We wove through and over construction debris to the end of the hall and around the corner to another hall, where the destruction ended and material storage began. Four pallets of flooring held up five rolls of carpet. Another pallet of five-gallon buckets of paint. Large boxes, some of them unopened and others ripped open for inspection, disgorging masses of bubble-wrapped furniture or fixtures.

“Pardon the chaos,” he said as he led us around a stack of drywall that reached past his shoulder. “Construction is not a neat or tidy business.”

But once we were past the drywall, we emerged into about twenty feet of pristine hall that did not look as though it belonged in the lodge at all. Or not a lodge built in the last thousand years.

The floor under our feet was rough-hewed wood, eighteen to twenty inches wide, with narrow gaps modern construction would never have tolerated. The walls were fieldstone fitted far more tightly than the floor.

“Granite,” I said, letting my fingers slide over the rough surface of the walls, though my eyes were on the door at the end of the hall.

Liam nodded. “That it is. Makes it feel like home.”

The door.

There was an entrance to Underhill at the edge of our backyard. It wasn’t fancy, made of thick and battered oak that looked as though it had stood there for a century and would probably stand there for another. It was a good door, solid, but not a beautiful thing.

Underhill herself had put it there when Aiden, a human child who’d been trapped in her world for uncountable years, had come to live with us. We’d moved him when our pack house had become too dangerous for innocent bystanders. We hadn’t sent him away to keep him safe—but because he was needed to keep the world safe from one of our more interesting pack members.

Though Aiden wasn’t currently living with us, the door was still there. Underhill, in her human-seeming, used it to visit us sometimes.

Liam’s door was nothing like the door in our backyard.

His was a spectacular piece of art, though not at all in keeping with the sleek Art Deco of the renovated parts of the lodge’s ground floor. Nor even the medieval castle construction of the hall the door stood in, though the rounded top and the heavy forged-iron hinges and knob were obviously a nod to the Middle Ages. Instead, the oak leaves—carved in bas-relief all over the door and frame—made me think of Art Deco’s nature-loving fanciful predecessor, Art Nouveau.

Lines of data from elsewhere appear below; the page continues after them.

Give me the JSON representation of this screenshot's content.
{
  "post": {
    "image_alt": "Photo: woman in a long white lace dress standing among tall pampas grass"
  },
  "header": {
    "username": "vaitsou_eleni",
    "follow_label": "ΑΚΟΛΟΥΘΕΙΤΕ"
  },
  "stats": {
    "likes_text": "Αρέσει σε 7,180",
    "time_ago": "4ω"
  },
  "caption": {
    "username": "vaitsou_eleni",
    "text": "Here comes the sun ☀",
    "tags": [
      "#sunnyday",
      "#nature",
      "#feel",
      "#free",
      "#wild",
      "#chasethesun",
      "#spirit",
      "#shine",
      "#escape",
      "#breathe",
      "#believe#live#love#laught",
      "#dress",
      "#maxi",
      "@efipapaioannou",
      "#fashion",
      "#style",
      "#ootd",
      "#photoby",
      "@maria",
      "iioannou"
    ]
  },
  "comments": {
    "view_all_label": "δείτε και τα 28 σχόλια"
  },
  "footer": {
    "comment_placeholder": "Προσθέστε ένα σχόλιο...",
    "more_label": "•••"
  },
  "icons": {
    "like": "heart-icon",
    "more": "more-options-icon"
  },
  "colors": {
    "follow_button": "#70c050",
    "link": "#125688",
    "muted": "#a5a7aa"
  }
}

It looked nothing at all like the entrance to Underhill in our backyard—but, like that one, Liam’s door felt like a door between worlds.

“Nice door,” Adam said.

“Yes,” Liam answered with a sly smile. “I made it myself.”

He opened the door, revealing a very modern apartment with a tile floor covered by thick area rugs. The kitchen was part of the living room and it was a chef’s workshop. All business and no fripperies, but I was pretty sure that the big gas stove was a work of art in a different way than the door was.